Thomas Geiser, professeur de droit et cinéphile, s’exprime sur la rémunération des protagonistes dans les documentaires et les problèmes qu'elle peut créer. Il élargit également la question juridique à la protection de la personnalité.

Quelle est votre opinion sur la rémunération des protagonistes, dont la contribution est essentielle dans le cinéma documentaire ?

Il y a deux aspects à la question. Premièrement, en apparaissant dans un film, en y consacrant du temps, en rassemblant parfois du matériel et ainsi de suite, les protagonistes fournissent un certain nombre de prestations, qu’il peut s’avérer judicieux de rémunérer. Le deuxième aspect a trait à l’éventualité, plutôt rare, qu’un film connaisse un grand succès. On peut alors se demander si le protagoniste devrait ou non participer aux bénéfices.

Le cas qui a fait école est le film « Être et avoir » (2002) de Nicolas Philibert sur une petite école en France rurale.
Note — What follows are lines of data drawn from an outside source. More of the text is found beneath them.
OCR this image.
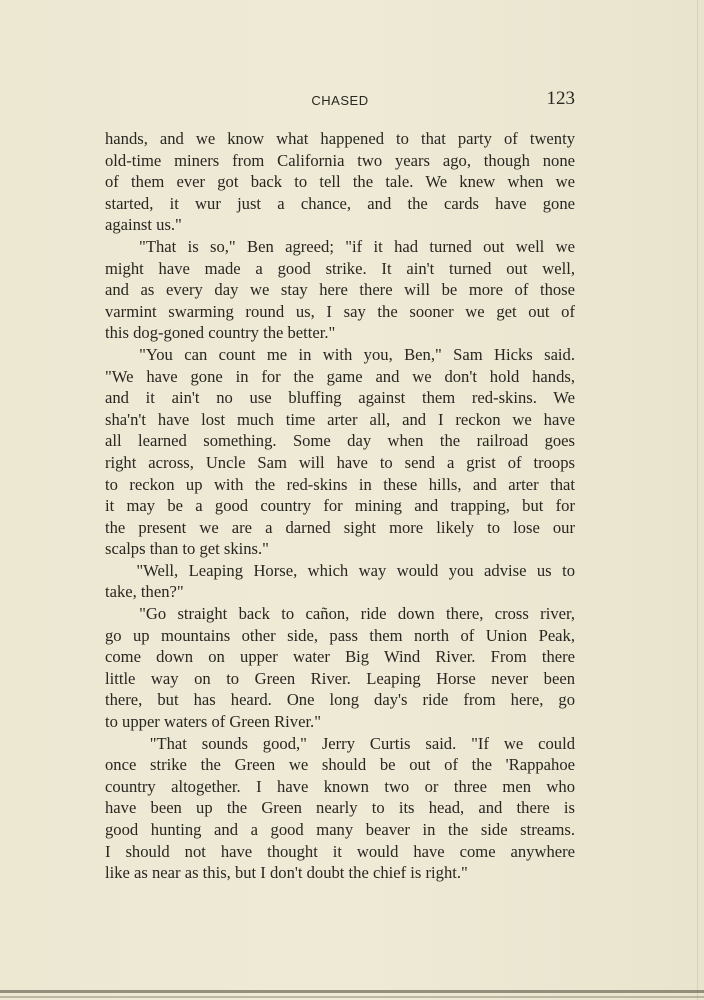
CHASED	123
hands, and we know what happened to that party of twenty
old-time miners from California two years ago, though none
of them ever got back to tell the tale. We knew when we
started, it wur just a chance, and the cards have gone
against us."
"That is so," Ben agreed; "if it had turned out well we
might have made a good strike. It ain't turned out well,
and as every day we stay here there will be more of those
varmint swarming round us, I say the sooner we get out of
this dog-goned country the better."
"You can count me in with you, Ben," Sam Hicks said.
"We have gone in for the game and we don't hold hands,
and it ain't no use bluffing against them red-skins. We
sha'n't have lost much time arter all, and I reckon we have
all learned something. Some day when the railroad goes
right across, Uncle Sam will have to send a grist of troops
to reckon up with the red-skins in these hills, and arter that
it may be a good country for mining and trapping, but for
the present we are a darned sight more likely to lose our
scalps than to get skins."
"Well, Leaping Horse, which way would you advise us to
take, then?"
"Go straight back to cañon, ride down there, cross river,
go up mountains other side, pass them north of Union Peak,
come down on upper water Big Wind River. From there
little way on to Green River. Leaping Horse never been
there, but has heard. One long day's ride from here, go
to upper waters of Green River."
"That sounds good," Jerry Curtis said. "If we could
once strike the Green we should be out of the 'Rappahoe
country altogether. I have known two or three men who
have been up the Green nearly to its head, and there is
good hunting and a good many beaver in the side streams.
I should not have thought it would have come anywhere
like as near as this, but I don't doubt the chief is right."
L’un des protagonistes, l’instituteur Georges Lopez, avait intenté un procès à Philibert pour « vol de propriété intellectuelle » et « atteinte au droit à l’image », revendiquant plus de 300'000 euros de dommages et intérêts…

…procès qu’il a perdu. Mieux vaut mettre au clair une éventuelle participation au bénéfice à l’avance. C’est du moins ce que je recommande.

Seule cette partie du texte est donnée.